We are moving from a very old version of ES 1.4.5 to a more modern version. For a majority of the effort we focused on ES 5.5.0 when rewriting the settings and mapping for our 4 indices. About a month ago we decided to move to the latest 6.x release which was v6.2.4. After some minor updates to the script that populates the index from MySQL and code that uses to call index from our application everything looked fine while testing.
Last week we began populating our entire dataset into ES 6.2.4 and for 3 of the 4 indices this went without any issues. However, for the last index we ran into a weird behavior that as we indexed documents we saw a proportional increase in file descriptors which quickly (within 30 min of start) ran through our 65536 file descriptor limit causing the cluster to go red due to
too many open files error.
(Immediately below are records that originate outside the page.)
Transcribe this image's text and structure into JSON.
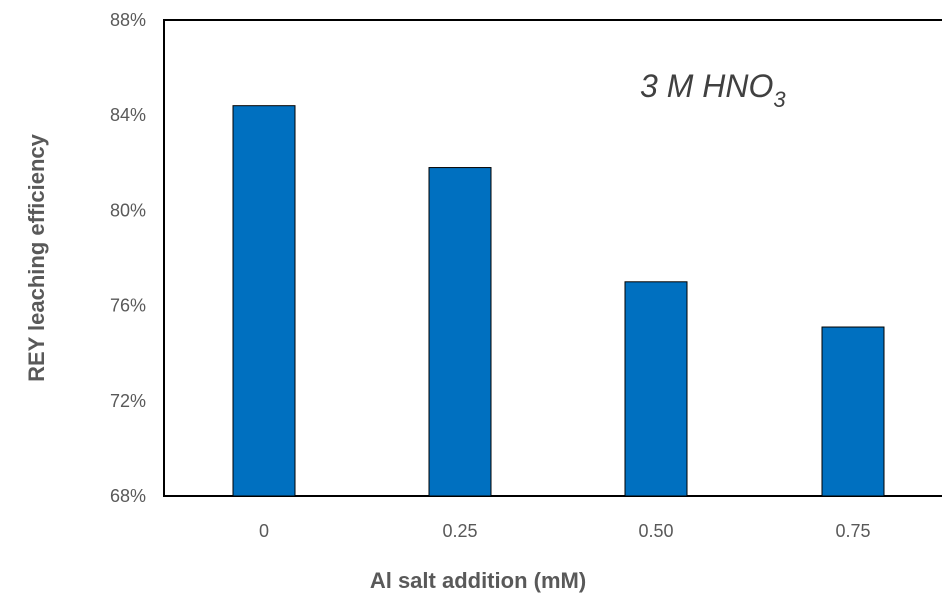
{
  "chart_data": {
    "type": "bar",
    "categories": [
      "0",
      "0.25",
      "0.50",
      "0.75"
    ],
    "values": [
      84.4,
      81.8,
      77.0,
      75.1
    ],
    "xlabel": "Al salt addition (mM)",
    "ylabel": "REY leaching efficiency",
    "ylim": [
      68,
      88
    ],
    "yticks": [
      68,
      72,
      76,
      80,
      84,
      88
    ],
    "ytick_labels": [
      "68%",
      "72%",
      "76%",
      "80%",
      "84%",
      "88%"
    ],
    "annotation": {
      "main": "3 M HNO",
      "subscript": "3"
    },
    "bar_color": "#0070C0",
    "grid": false,
    "legend": "none"
  }
}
If I stopped the index script prior to exhausting the file descriptor limit I saw the open file descriptor count remain unchanged.
Our setup runs each Elasticsearch cluster member (data with shared master) in Docker on a dedicated host launched via terraform and Ansible. For v6.2.4 we leveraged
docker.elastic.co/elasticsearch/elasticsearch:6.2.4 along with installing the repository-s3 and discovery-ec2 plugins. As we use terraform I played with sizing the instances both in resources (m4.large->c4.xlarge->m4.2xlarge) with no change in the amount of file descriptors used when progressing to the same point when running the indexing script. Each time destroying and bring up a new cluster when I modified the size. I also played with number of cluster members in the cluster (3->5) and saw a proportional drop as the total number of file descriptors per member got spread across 5 nodes instead of 3.
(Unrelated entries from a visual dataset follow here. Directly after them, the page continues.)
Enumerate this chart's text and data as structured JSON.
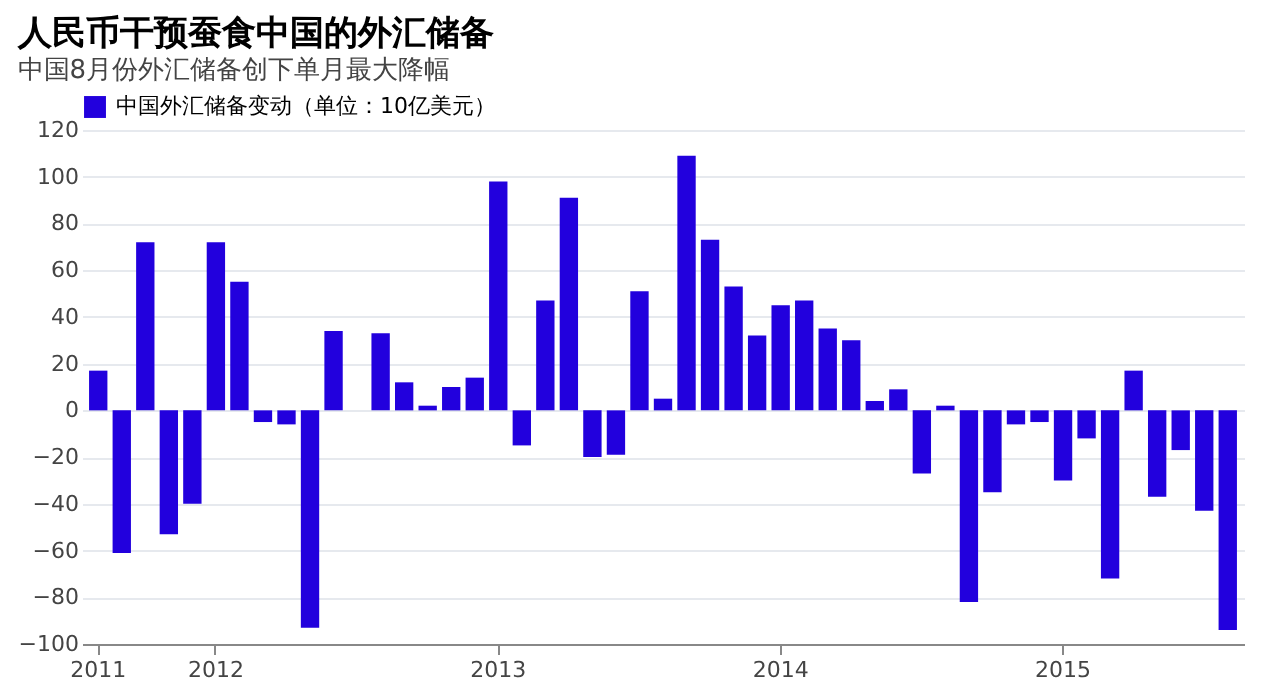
{
  "chart_data": {
    "type": "bar",
    "title": "人民币干预蚕食中国的外汇储备",
    "subtitle": "中国8月份外汇储备创下单月最大降幅",
    "categories": [
      "2011",
      null,
      null,
      null,
      null,
      "2012",
      null,
      null,
      null,
      null,
      null,
      null,
      null,
      null,
      null,
      null,
      null,
      "2013",
      null,
      null,
      null,
      null,
      null,
      null,
      null,
      null,
      null,
      null,
      null,
      "2014",
      null,
      null,
      null,
      null,
      null,
      null,
      null,
      null,
      null,
      null,
      null,
      "2015",
      null,
      null,
      null,
      null,
      null,
      null,
      null
    ],
    "series": [
      {
        "name": "中国外汇储备变动（单位：10亿美元）",
        "color": "#2200dd",
        "values": [
          17,
          -61,
          72,
          -53,
          -40,
          72,
          55,
          -5,
          -6,
          -93,
          34,
          null,
          33,
          12,
          2,
          10,
          14,
          98,
          -15,
          47,
          91,
          -20,
          -19,
          51,
          5,
          109,
          73,
          53,
          32,
          45,
          47,
          35,
          30,
          4,
          9,
          -27,
          2,
          -82,
          -35,
          -6,
          -5,
          -30,
          -12,
          -72,
          17,
          -37,
          -17,
          -43,
          -94
        ]
      }
    ],
    "ylim": [
      -100,
      120
    ],
    "yticks": [
      -100,
      -80,
      -60,
      -40,
      -20,
      0,
      20,
      40,
      60,
      80,
      100,
      120
    ],
    "grid": "y",
    "legend": "top left"
  }
}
I came across this: https://github.com/elastic/elasticsearch/pull/29125. This MR is associated to an issue that explains the problem where the file descriptors are associated with tlog files that is caused by an endless flushing loop. I was able to confirm via
lsof -p <es process> that the open file descriptors are associated with tlog files but I am not sure how to confirm a endless flushing loop via logs or API call. I did leverage a elasticsearch-py flush argument called
wait_if_ongoing which should block a flush if there is an active flush, however, when I ran it against all indices it returned immediately. Since my issue seemed to be at least close to MR 29125 and also seeing on Wednesday (June 13) it was merged into v6.3.0 I decided to give that a try using
docker.elastic.co/elasticsearch/elasticsearch-oss:6.3.0. Unfortunately, I saw the same issue present itself, but I did notice that after approx 12 hours the number of open file descriptors recovered to the number before I setup and populated the index right after terraforming a new cluster. I tested this 2 separate times destroying the cluster between and tracked the
/_nodes/stats/process API endpoint for open_file_descriptors and max_file_descriptors for each member over the 12 hour period and almost to the minute I saw it drop after 12 hours had lapsed.
Since we do nightly full re-indexes on 40+ million documents across all our indices to accommodate the memory usage for all the file descriptors we would likely need index the full dataset we would have to significantly oversize our cluster members either by size or by count to work around this issue. To try to rule out a config or version issue I deployed Amazon's hosted Elasticsearch v6.2 (which is v6.2.3) and saw the same behavior with open file descriptors. However, when I terraformed ES v5.6.10 I saw a steady 400-410 open file descriptors count across all cluster members where I typically saw the increase on the v6.x cluster.
We would like to get this working on the latest v6.x release but due to the open file descriptor use on this version we are not able to do some and keep without over provisioning. I would appreciate it if someone could provide some suggestions or things to investigate to see if we can get v6.2.4 or 6.3.0 working.